The approach that we normally take to account for this is a) don’t let firing rates get to high, to avoid the worst effects, and b) account for the specific tuning curve of the Loihi neurons when solving for network weights (whether that’s decoders, DNN weights, whatever).
One other approach that we don’t typically use, but is an option, is adding noise to the voltages. This will allow a neuron given a constant input to have different numbers of timesteps between spikes, with the idea that over time, things will average out to a better answer. However, too much noise will interfere significantly with your signal, so there’s a tradeoff.
Thank you @Eric for looking into it. Can you please elaborate on the following?

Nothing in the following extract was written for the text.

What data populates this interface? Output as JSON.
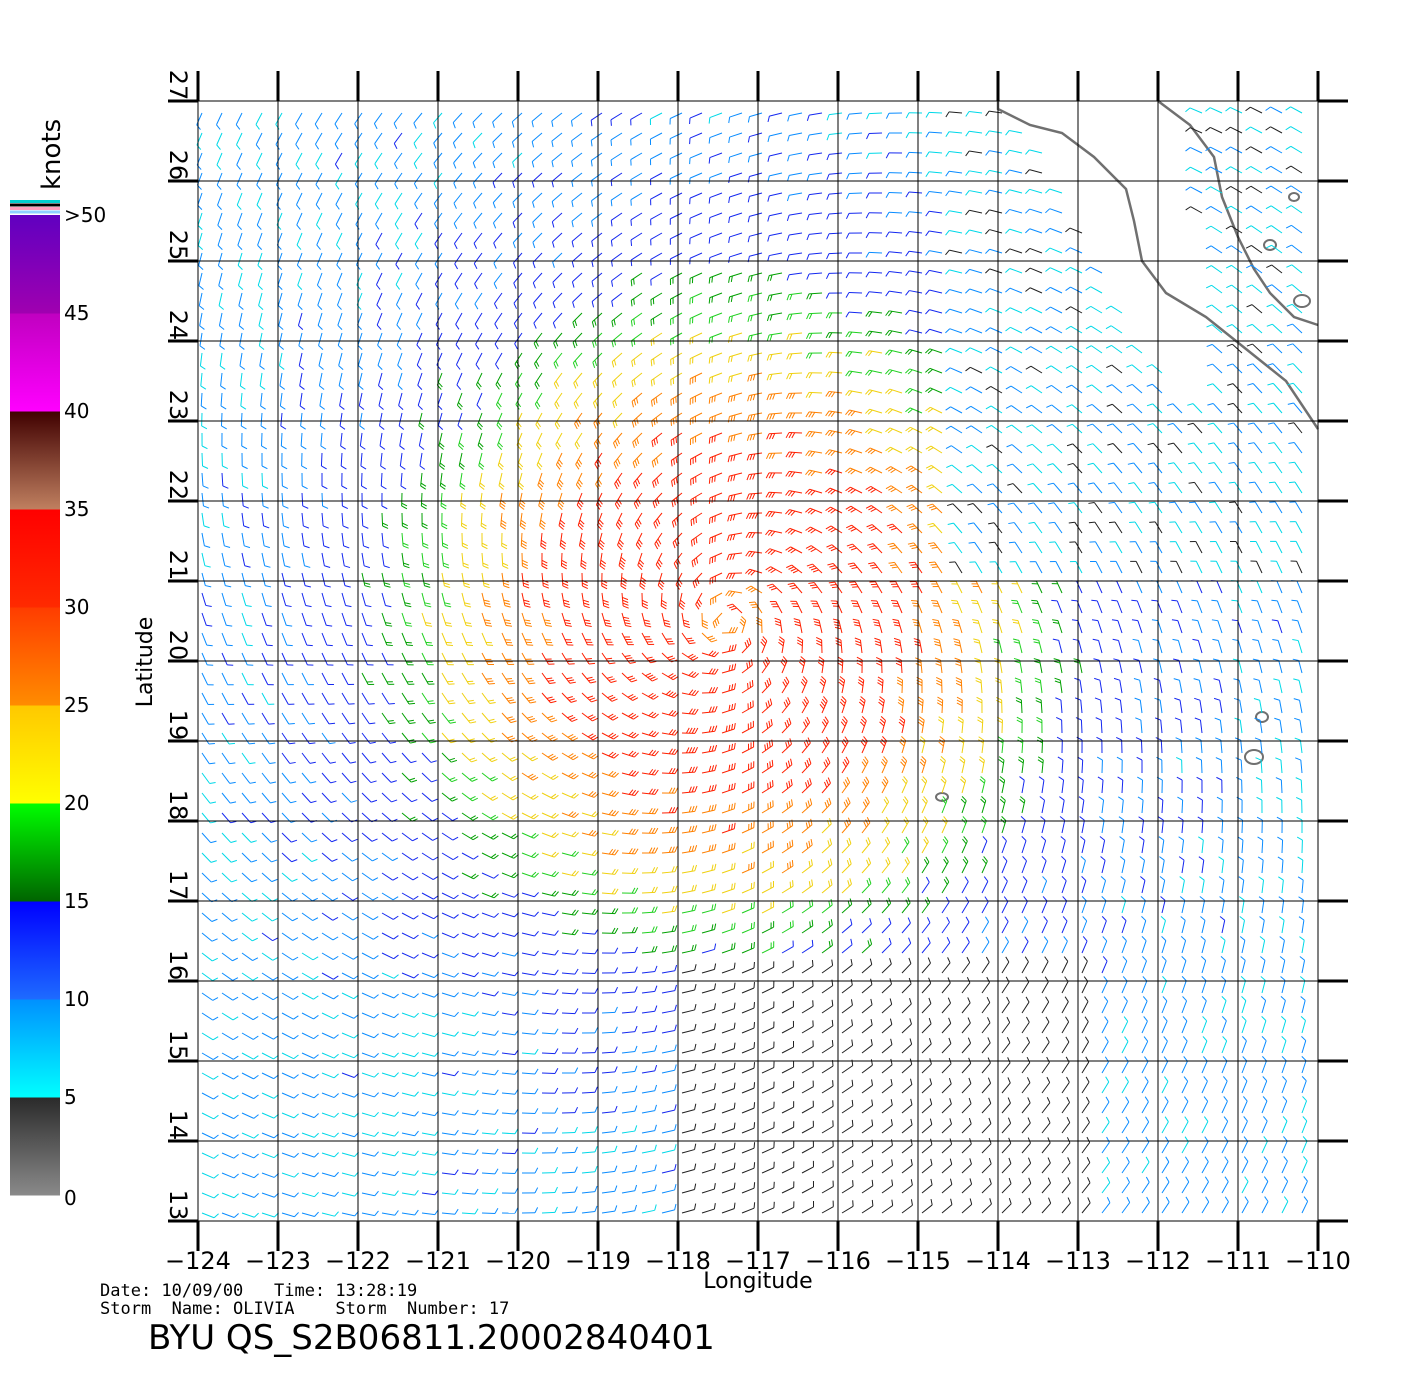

Does it mean that you deliberately choose tuning curves of some selective neurons in an ensemble whose firing rate (at x = -radius or x = radius) are somewhat closer to the desired firing rate (which are continuous in integers, e.g. 247Hz, 248Hz), thus lowering down the quantization errors which would have been otherwise resulted inadvertently due to random choice?

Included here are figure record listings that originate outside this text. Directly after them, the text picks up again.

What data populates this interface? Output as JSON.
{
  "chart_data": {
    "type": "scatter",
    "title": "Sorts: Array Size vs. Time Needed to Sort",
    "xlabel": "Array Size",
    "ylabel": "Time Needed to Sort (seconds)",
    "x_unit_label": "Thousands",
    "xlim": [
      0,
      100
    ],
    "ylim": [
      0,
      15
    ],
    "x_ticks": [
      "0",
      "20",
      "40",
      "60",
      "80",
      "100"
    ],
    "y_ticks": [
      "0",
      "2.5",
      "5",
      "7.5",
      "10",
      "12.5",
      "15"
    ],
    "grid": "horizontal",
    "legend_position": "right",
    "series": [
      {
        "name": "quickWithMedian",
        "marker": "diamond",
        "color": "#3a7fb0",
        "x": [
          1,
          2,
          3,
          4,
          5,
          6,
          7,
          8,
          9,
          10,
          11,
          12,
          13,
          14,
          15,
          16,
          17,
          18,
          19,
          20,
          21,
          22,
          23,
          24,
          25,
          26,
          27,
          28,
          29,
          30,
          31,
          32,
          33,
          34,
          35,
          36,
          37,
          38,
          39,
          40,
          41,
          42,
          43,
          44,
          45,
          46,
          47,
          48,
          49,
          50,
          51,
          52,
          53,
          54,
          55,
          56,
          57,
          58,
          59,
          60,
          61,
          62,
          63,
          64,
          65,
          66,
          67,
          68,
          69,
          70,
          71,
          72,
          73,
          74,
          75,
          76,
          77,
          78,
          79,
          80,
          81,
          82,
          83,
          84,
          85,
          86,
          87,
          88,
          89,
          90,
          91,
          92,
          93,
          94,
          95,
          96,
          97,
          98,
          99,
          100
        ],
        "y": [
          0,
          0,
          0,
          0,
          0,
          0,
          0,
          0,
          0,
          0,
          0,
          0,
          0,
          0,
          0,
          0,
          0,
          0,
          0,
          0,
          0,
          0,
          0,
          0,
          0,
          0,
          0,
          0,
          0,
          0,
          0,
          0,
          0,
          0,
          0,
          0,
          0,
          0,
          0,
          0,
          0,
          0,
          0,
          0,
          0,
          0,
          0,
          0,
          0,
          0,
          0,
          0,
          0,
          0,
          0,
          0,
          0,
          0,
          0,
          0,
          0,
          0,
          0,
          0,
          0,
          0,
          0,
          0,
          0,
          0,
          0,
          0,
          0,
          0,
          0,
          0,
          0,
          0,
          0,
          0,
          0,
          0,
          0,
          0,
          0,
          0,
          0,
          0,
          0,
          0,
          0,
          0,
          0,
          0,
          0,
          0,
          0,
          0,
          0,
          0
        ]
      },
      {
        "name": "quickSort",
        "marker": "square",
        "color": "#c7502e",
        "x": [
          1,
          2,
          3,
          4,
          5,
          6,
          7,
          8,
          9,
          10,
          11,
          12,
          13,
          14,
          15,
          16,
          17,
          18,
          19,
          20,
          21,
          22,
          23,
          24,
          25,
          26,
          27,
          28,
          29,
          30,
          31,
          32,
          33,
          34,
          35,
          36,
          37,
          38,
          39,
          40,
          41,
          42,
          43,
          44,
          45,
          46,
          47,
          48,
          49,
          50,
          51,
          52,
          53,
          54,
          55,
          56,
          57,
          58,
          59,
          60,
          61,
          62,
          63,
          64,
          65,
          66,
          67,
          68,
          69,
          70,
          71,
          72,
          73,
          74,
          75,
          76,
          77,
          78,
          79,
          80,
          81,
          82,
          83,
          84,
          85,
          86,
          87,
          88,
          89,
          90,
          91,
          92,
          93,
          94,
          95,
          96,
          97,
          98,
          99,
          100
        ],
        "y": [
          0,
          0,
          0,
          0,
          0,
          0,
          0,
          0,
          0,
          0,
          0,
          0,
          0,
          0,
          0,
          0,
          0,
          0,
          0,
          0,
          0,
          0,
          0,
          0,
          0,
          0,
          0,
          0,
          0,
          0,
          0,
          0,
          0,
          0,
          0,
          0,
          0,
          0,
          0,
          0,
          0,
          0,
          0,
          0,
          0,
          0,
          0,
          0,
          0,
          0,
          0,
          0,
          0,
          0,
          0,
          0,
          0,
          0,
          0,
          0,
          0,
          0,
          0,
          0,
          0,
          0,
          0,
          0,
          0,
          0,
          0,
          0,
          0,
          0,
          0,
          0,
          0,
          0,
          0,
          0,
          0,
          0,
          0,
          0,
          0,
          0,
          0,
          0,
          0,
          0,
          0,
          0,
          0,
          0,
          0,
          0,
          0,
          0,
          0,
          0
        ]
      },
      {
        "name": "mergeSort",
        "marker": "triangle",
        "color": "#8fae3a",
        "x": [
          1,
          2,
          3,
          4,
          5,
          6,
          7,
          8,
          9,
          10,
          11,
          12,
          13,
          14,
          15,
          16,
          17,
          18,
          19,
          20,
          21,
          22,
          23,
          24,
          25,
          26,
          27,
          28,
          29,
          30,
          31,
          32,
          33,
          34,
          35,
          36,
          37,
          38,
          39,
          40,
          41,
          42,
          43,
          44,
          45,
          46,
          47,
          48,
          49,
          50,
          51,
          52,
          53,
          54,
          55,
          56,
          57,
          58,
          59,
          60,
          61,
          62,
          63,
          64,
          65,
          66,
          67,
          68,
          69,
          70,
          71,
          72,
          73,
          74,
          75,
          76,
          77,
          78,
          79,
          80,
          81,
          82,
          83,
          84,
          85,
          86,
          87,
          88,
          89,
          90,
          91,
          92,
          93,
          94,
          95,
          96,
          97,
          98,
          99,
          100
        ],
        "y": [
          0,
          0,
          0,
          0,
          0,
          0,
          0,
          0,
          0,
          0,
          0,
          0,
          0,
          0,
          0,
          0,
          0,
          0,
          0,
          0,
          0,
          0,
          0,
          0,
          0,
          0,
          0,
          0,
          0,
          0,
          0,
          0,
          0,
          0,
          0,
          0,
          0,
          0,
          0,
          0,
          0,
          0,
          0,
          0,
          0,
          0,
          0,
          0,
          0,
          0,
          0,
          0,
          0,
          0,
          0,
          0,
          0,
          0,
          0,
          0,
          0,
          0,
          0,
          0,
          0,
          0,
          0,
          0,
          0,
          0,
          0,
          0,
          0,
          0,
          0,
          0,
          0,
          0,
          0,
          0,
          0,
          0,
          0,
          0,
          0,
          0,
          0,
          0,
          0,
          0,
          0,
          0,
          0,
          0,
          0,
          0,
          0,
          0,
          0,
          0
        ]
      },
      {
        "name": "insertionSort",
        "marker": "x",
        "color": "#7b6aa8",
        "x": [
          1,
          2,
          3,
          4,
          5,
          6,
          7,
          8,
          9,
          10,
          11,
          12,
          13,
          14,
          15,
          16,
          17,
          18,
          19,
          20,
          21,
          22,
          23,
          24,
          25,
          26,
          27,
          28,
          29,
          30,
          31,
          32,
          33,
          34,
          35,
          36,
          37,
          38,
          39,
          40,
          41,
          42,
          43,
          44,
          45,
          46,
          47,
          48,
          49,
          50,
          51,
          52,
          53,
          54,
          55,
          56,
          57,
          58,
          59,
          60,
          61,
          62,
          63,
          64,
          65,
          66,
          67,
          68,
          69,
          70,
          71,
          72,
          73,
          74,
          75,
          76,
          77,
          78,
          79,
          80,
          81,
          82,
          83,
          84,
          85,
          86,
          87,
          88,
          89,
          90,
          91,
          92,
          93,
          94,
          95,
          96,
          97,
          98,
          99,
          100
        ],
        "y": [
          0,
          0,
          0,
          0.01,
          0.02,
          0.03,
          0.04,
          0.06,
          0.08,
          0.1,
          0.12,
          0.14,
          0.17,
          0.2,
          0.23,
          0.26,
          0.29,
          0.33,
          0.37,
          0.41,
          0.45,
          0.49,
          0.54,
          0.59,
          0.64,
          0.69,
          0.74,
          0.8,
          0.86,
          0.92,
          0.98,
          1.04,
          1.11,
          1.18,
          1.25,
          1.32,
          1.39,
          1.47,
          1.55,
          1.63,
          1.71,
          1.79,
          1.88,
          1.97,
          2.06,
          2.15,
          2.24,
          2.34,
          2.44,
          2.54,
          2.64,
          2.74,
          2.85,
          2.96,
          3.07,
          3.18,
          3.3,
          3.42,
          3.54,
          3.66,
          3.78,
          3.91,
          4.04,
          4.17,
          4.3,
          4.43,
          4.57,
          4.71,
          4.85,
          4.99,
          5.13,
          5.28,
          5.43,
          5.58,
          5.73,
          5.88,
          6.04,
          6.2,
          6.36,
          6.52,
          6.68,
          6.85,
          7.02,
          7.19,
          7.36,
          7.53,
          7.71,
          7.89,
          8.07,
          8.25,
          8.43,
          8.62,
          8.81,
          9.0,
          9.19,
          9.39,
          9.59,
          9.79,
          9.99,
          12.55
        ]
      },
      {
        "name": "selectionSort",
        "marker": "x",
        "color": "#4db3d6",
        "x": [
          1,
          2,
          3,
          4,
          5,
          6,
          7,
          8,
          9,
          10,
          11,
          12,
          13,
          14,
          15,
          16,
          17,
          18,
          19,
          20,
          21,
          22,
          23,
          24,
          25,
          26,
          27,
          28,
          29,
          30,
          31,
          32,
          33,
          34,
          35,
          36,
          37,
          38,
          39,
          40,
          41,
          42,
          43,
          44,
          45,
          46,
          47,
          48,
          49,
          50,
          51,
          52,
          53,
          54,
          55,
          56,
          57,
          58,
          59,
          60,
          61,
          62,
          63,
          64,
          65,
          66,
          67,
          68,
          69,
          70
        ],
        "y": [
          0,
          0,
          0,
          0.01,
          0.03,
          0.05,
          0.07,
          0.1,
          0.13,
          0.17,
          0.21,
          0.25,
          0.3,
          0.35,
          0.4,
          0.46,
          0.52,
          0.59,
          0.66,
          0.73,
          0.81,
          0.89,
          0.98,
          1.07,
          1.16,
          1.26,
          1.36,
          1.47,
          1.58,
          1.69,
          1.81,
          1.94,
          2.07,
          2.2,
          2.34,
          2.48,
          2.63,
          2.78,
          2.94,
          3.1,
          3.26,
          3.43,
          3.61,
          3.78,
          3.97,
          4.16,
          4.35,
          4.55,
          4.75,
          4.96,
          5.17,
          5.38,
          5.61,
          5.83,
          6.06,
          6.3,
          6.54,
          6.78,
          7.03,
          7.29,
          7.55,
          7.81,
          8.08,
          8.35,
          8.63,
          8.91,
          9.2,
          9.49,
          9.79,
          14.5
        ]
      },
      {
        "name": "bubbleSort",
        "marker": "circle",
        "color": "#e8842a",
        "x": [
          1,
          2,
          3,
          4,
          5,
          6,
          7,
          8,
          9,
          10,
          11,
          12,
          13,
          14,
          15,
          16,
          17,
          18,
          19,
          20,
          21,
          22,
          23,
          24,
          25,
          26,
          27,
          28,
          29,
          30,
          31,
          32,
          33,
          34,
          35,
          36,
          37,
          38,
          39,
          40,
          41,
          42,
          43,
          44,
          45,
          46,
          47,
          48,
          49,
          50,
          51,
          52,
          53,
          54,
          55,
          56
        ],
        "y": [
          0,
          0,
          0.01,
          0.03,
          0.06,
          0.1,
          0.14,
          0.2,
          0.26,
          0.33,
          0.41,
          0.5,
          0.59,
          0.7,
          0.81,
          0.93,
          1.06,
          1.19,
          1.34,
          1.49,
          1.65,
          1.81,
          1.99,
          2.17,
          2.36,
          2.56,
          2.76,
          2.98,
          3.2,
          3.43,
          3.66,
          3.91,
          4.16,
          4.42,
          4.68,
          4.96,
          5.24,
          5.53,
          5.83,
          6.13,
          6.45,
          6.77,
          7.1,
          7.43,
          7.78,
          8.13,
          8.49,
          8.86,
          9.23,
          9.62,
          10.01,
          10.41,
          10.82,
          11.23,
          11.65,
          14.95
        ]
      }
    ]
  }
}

sounds an excellent idea to have irregular periods of spiking, but one has to be careful with it. I agree.
I believe what @Eric is referring to is to use the LoihiLIF neuron response curves when you are doing the process involved in solving or training the network connection weights. Here’s some code test_loihi_tuning_curves.py (918 Bytes), and graphs illustrating the differences between the response curves for the Loihi / “standard” Nengo LIF neurons:
For NEF networks, we typically use the nengo.LIF response curves when solving for the ensemble decoders and then when we go to simulate the neurons on the Loihi chip, they are substituted with the LoihiLIF neurons on chip. However, because of this, the solved decoders aren’t optimized for the LoihiLIF neuron activations (especially for high firing rates), and this is where the “quantization errors” appear.
For NengoDL trained networks, a similar process leads to the same errors. It is common practice to use the nengo.RectifiedLinear or tf.ReLU activation functions during the training phase of the network. This is then converted to the LoihiSpikingRectifiedLinear neurons before it is simulated on the Loihi chip. Once again, because the response curves of the neurons used during the training process don’t 100% replicate the “quantization” behaviour of the Loihi neurons, “quantization errors” occur during the simulation.
What Eric is suggesting is to directly use the Loihi specific neurons when the network weights are solved for / trained for – as opposed to the common practice of using a “standard” neuron proxy and then only swapping in the Loihi specific neurons when it comes time to simulate it on the Loihi chip.